As I rest my head against the window and watch the ground drift away, I can’t figure out why my mind keeps returning to this mystery man. Perhaps it’s because I finished one of his books last night, a thriller called Sometimes in the Rain, and the last paragraph keeps bouncing around and around in my head.

There is a pain that will never leave, he wrote. It’s a pain that will hammer into you every second of every day for the rest of your life. And that, my friend, is the pain of not taking a chance: of not acting when the opportunity arises. It’s a pain that will haunt you long after you are gone, corrupting the flowers which attempt to grow around your grave. It is a pain…

And then the novel freaking ended, leaving me feeling enraptured, curious, and changed in some way, a feeling only great novels can achieve.

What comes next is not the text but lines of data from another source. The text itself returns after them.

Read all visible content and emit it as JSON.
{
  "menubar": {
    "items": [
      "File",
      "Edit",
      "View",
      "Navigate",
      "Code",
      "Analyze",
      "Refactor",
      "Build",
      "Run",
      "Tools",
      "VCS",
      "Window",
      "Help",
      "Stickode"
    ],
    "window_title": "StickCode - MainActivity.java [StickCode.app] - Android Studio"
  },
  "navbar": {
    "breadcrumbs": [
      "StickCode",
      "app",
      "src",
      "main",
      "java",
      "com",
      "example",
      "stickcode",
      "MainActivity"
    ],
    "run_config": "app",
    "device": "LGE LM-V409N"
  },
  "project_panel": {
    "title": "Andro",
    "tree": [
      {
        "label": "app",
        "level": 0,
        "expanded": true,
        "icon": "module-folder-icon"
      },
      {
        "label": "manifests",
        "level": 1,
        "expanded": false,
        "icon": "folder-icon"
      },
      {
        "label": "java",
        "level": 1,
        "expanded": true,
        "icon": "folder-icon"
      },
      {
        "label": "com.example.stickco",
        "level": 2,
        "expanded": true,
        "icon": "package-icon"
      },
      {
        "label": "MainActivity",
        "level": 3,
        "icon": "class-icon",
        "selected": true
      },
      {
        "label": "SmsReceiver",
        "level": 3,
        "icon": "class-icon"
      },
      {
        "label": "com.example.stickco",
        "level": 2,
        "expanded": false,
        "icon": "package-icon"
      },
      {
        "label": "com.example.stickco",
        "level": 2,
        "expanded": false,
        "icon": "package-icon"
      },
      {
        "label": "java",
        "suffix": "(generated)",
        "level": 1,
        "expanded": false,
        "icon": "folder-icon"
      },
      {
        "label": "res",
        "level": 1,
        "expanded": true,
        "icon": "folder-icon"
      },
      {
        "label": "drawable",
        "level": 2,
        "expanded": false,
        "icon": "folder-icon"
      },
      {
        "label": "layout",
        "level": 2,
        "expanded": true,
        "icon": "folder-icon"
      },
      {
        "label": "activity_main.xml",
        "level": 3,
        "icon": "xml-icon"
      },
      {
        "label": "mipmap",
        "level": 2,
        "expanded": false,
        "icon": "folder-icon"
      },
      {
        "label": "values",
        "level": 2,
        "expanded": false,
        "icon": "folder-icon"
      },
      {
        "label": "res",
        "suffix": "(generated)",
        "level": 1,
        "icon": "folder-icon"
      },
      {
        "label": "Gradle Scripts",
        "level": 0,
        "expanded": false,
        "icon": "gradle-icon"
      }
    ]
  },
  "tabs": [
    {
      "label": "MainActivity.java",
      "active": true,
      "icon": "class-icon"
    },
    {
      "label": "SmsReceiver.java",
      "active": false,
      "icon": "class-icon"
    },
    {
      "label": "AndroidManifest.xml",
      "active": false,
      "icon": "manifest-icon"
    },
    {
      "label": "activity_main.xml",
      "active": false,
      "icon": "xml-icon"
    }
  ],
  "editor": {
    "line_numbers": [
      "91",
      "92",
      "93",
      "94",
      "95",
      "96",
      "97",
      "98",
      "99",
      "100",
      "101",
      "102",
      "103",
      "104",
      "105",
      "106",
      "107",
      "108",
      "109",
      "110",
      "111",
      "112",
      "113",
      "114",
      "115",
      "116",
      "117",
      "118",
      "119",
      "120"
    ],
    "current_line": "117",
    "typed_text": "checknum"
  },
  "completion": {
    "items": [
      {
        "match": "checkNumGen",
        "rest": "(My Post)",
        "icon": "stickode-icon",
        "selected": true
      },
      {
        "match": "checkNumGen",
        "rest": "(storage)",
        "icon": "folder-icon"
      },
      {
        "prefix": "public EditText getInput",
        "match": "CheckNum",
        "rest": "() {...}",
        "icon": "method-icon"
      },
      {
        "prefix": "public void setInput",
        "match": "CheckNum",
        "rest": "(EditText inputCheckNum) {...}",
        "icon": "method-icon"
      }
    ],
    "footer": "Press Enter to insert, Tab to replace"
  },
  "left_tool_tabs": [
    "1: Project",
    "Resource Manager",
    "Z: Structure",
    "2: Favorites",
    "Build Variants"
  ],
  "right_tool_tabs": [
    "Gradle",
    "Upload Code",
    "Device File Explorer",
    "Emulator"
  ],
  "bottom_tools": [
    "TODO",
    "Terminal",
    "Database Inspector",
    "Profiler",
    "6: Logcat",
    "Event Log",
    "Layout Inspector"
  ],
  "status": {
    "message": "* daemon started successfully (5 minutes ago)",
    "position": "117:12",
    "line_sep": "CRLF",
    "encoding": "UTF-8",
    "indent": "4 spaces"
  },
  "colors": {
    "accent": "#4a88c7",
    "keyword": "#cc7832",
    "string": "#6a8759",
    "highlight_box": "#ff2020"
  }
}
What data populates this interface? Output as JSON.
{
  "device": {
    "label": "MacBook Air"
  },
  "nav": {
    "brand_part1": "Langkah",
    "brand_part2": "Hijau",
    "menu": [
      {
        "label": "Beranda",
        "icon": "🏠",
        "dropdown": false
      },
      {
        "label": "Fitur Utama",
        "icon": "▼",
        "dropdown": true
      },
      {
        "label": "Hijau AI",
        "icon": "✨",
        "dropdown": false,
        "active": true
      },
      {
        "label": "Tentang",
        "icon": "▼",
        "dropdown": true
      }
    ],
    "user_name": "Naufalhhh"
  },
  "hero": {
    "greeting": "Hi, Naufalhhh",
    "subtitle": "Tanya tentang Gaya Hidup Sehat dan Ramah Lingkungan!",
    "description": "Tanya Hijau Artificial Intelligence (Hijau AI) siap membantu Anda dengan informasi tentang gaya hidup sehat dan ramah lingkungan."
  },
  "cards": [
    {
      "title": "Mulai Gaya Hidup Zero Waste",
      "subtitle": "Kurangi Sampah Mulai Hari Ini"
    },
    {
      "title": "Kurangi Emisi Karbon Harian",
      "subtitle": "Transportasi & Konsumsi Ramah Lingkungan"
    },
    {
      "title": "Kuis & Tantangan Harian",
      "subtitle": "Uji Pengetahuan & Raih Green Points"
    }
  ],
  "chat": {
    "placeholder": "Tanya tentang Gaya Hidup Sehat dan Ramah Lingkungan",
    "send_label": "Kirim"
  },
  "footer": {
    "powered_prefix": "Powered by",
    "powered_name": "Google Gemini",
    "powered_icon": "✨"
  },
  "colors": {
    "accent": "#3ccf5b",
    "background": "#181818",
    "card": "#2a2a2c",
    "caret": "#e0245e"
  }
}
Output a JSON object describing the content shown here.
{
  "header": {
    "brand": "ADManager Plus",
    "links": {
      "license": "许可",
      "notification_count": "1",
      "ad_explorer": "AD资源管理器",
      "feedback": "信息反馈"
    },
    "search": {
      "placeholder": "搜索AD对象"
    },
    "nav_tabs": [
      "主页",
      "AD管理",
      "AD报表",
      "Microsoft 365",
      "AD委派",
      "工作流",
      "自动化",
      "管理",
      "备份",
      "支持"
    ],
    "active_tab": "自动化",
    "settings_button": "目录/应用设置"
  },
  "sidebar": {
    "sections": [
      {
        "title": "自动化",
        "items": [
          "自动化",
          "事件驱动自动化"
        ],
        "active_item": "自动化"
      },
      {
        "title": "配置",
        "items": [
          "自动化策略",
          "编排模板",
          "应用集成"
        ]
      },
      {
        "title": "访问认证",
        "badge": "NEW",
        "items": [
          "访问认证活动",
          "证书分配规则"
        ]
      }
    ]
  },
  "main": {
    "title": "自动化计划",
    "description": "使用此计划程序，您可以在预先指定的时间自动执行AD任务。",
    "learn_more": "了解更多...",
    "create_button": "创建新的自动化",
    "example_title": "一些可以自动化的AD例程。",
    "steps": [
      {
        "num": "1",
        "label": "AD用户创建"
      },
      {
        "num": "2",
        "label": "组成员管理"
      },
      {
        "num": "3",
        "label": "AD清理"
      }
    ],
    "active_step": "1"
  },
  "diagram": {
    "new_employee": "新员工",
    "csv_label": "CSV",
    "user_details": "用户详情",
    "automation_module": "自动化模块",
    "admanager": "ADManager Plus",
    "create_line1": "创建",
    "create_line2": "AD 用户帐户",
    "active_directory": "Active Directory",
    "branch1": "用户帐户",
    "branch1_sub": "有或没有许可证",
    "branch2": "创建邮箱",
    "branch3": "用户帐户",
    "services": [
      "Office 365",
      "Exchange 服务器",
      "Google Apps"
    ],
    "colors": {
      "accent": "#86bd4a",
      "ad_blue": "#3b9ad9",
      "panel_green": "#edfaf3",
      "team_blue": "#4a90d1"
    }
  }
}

But none of that matters, I assure myself as the plane soars through the air.

This summer break is about relaxing and spending time with Millie.

Not thinking about her dad.

Chapter Two

Roman

I let out short puffs of air as I slam my fists into the punching bag, rocking it on its frame as I duck from side to side. It squeaks as it moves back and forth, beads of sweat flying from my bare chest and hitting the gym’s floor.

It’s like I can block out the thoughts with every punch – the thoughts that I can’t write a single goddamn word, can’t drag anything out of me.

I sit at the keyboard and stare at the screen and nothing happens.

All my life – I reflect as I pick up speed, hammering my fist like I’m pummeling my worst enemy – I’ve been able to sit at a computer and simply type.

That was all I had to do, sit and type, and as if by magic the words would flood the page, filling it up, up, up, until sometimes it felt like somebody else had written the book. It was like hypnosis or mindfulness or whatever the fuck people want to brand it.

I didn’t care what people called it, as long as it worked. As long as I could get rid of this clawing need inside of me, the need that’s always been there, this hole I’ve only ever been able to fill with writing.